Hepatocellular carcinoma is typically associated with hepatitis B virus (HBV) and hepatitis C virus (HCV) infections. Cirrhosis of the liver is an important preneoplastic condition, although HBV-related tumors can develop in patients without cirrhosis. Treatment of HBV and HCV infection with interferon-alfa often does not achieve sustained virologic benefit; however, the antitumor effects of interferon may differ from its antiviral effect at any stage of disease development. Thus, little is actually known about the effectiveness of interferon-alfa in delaying or preventing hepatocellular carcinoma independent of its antiviral effect in patients with cirrhosis. Baffis and associates reviewed the literature to discuss the impact of interferon-alfa on hepatocellular carcinoma in patients with cirrhosis, review the pathology of hepatocellular carcinoma in patients with HBV-and HCV-related cirrhosis, and summarize the clinical studies addressing both.

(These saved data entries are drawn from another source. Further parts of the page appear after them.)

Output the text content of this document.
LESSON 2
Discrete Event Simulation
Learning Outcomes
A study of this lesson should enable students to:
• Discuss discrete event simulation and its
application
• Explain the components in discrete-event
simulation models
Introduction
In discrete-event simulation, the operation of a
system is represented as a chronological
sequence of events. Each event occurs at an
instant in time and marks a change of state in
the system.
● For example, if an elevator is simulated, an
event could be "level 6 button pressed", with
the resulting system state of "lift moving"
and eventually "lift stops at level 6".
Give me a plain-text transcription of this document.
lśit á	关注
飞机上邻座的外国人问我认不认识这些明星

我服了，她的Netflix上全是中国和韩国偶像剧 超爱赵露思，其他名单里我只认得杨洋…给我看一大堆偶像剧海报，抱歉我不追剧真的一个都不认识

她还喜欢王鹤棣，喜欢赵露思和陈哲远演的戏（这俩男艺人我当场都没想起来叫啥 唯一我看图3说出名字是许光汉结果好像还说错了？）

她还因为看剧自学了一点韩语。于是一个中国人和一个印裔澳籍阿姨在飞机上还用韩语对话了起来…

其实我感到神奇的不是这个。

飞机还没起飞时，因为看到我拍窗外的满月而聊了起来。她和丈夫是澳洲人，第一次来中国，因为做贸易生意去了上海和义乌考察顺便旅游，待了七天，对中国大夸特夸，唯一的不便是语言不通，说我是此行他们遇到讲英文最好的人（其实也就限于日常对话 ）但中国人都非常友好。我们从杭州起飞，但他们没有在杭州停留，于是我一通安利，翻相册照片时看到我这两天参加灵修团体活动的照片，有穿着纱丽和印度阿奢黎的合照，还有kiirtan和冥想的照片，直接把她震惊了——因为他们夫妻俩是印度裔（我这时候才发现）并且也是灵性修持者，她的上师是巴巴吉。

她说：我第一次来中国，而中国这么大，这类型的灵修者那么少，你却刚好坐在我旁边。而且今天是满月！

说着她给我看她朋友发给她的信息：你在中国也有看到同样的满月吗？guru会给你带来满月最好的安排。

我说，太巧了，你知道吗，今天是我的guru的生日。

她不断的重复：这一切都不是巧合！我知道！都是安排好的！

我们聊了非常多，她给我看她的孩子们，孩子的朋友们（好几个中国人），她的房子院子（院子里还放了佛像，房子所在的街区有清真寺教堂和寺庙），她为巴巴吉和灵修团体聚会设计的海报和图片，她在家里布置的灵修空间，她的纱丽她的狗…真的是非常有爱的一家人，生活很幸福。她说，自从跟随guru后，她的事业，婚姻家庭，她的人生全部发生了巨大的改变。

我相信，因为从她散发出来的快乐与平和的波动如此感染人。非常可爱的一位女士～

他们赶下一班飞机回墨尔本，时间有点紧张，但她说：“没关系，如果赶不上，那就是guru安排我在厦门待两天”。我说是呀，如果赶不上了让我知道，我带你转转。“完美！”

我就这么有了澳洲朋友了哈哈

A search of the MEDLINE database for appropriate English-language studies concerning cirrhosis treatment and progression to hepatocellular carcinoma was conducted. Interferon-alfa appears to prevent hepatocellular carcinoma in patients with HCV-related cirrhosis, but little is known about whether a measurable virologic response is needed to realize this benefit. In HBV infection, ongoing viral replication is associated with a less favorable clinical outcome independent of cancer. Patients with chronic liver disease, especially cirrhosis, are at increased risk for hepatocellular carcinoma, possibly related to regenerative nodule formation promoting malignant transformation. Early cellular genetic alterations may also play a role in the development of carcinoma. In HCV infection, progressive infection follows an orderly course from chronic hepatitis to cirrhosis, and carcinoma occurs almost exclusively among patients with cirrhosis. The core protein of HCV may modulate gene transcription, resulting in the induction of adenomas in mice similar to hepatic carcinomas.

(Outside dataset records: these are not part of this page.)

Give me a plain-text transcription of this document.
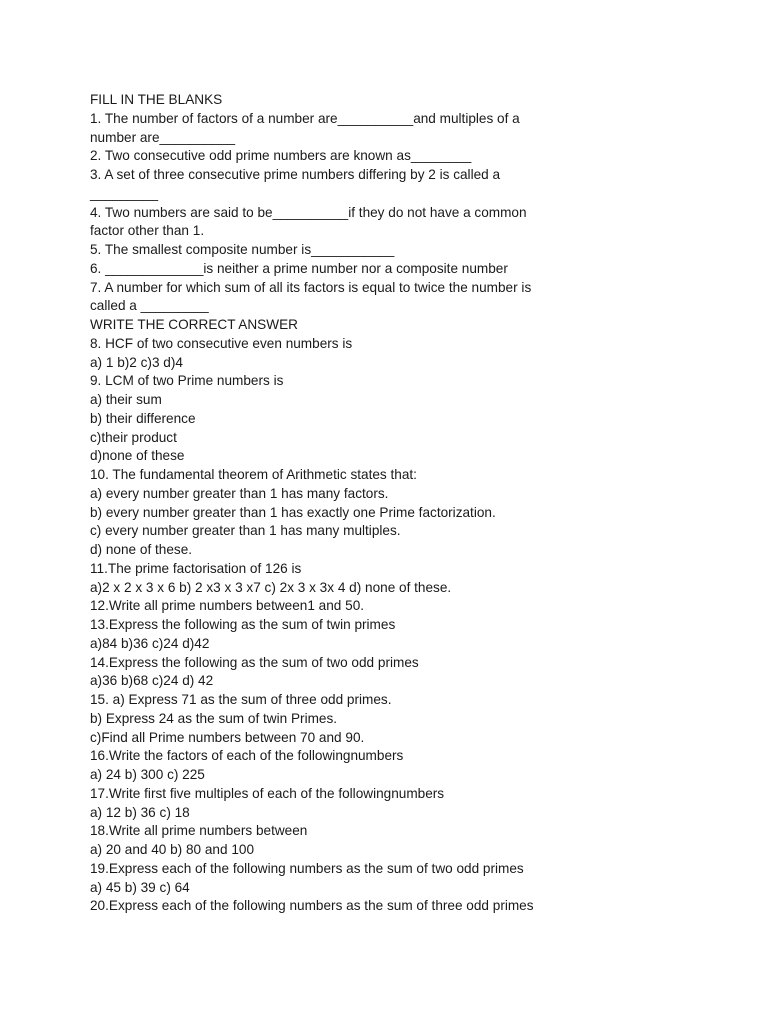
FILL IN THE BLANKS

1. The number of factors of a number are__________and multiples of a

number are__________

2. Two consecutive odd prime numbers are known as________

3. A set of three consecutive prime numbers differing by 2 is called a

_________

4. Two numbers are said to be__________if they do not have a common

factor other than 1.

5. The smallest composite number is___________

6. _____________is neither a prime number nor a composite number

7. A number for which sum of all its factors is equal to twice the number is

called a _________

WRITE THE CORRECT ANSWER

8. HCF of two consecutive even numbers is

a) 1 b)2 c)3 d)4

9. LCM of two Prime numbers is

a) their sum

b) their difference

c)their product

d)none of these

10. The fundamental theorem of Arithmetic states that:

a) every number greater than 1 has many factors.

b) every number greater than 1 has exactly one Prime factorization.

c) every number greater than 1 has many multiples.

d) none of these.

11.The prime factorisation of 126 is

a)2 x 2 x 3 x 6 b) 2 x3 x 3 x7 c) 2x 3 x 3x 4 d) none of these.

12.Write all prime numbers between1 and 50.

13.Express the following as the sum of twin primes

a)84 b)36 c)24 d)42

14.Express the following as the sum of two odd primes

a)36 b)68 c)24 d) 42

15. a) Express 71 as the sum of three odd primes.

b) Express 24 as the sum of twin Primes.

c)Find all Prime numbers between 70 and 90.

16.Write the factors of each of the followingnumbers

a) 24 b) 300 c) 225

17.Write first five multiples of each of the followingnumbers

a) 12 b) 36 c) 18

18.Write all prime numbers between

a) 20 and 40 b) 80 and 100

19.Express each of the following numbers as the sum of two odd primes

a) 45 b) 39 c) 64

20.Express each of the following numbers as the sum of three odd primes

The literature suggests that interferon-alfa may be effective in preventing hepatocellular carcinoma in patients with cirrhosis who have HBV or HCV infection. Patients with HBV-related cirrhosis appeared to have a slightly lower incidence of hepatocellular carcinoma that was clearly associated with virologic response. Those with HCV-related cirrhosis showed a consistent decrease in hepatocellular carcinoma risk independent of the antiviral effect.

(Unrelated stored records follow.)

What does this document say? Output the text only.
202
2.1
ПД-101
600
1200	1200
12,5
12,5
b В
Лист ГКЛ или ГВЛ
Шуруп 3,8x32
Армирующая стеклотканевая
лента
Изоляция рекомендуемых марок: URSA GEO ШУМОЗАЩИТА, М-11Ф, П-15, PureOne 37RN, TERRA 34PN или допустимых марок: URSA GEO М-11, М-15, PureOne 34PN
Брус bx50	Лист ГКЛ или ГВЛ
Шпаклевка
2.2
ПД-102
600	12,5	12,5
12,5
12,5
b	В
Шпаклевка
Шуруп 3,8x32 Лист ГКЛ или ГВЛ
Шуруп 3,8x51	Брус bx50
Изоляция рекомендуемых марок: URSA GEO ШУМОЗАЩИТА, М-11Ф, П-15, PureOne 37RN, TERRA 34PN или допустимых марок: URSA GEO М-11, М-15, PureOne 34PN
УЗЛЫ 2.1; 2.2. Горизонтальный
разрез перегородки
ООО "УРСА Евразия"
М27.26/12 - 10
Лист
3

The authors conclude that interferon-alfa monotherapy appears to delay or prevent hepatocellular carcinoma in patients with either type of hepatitis infection, although patients with HCV infection experienced a greater benefit. Additional randomized controlled studies would be useful to confirm this finding before definitive recommendations for interferon-alfa monotherapy are instituted.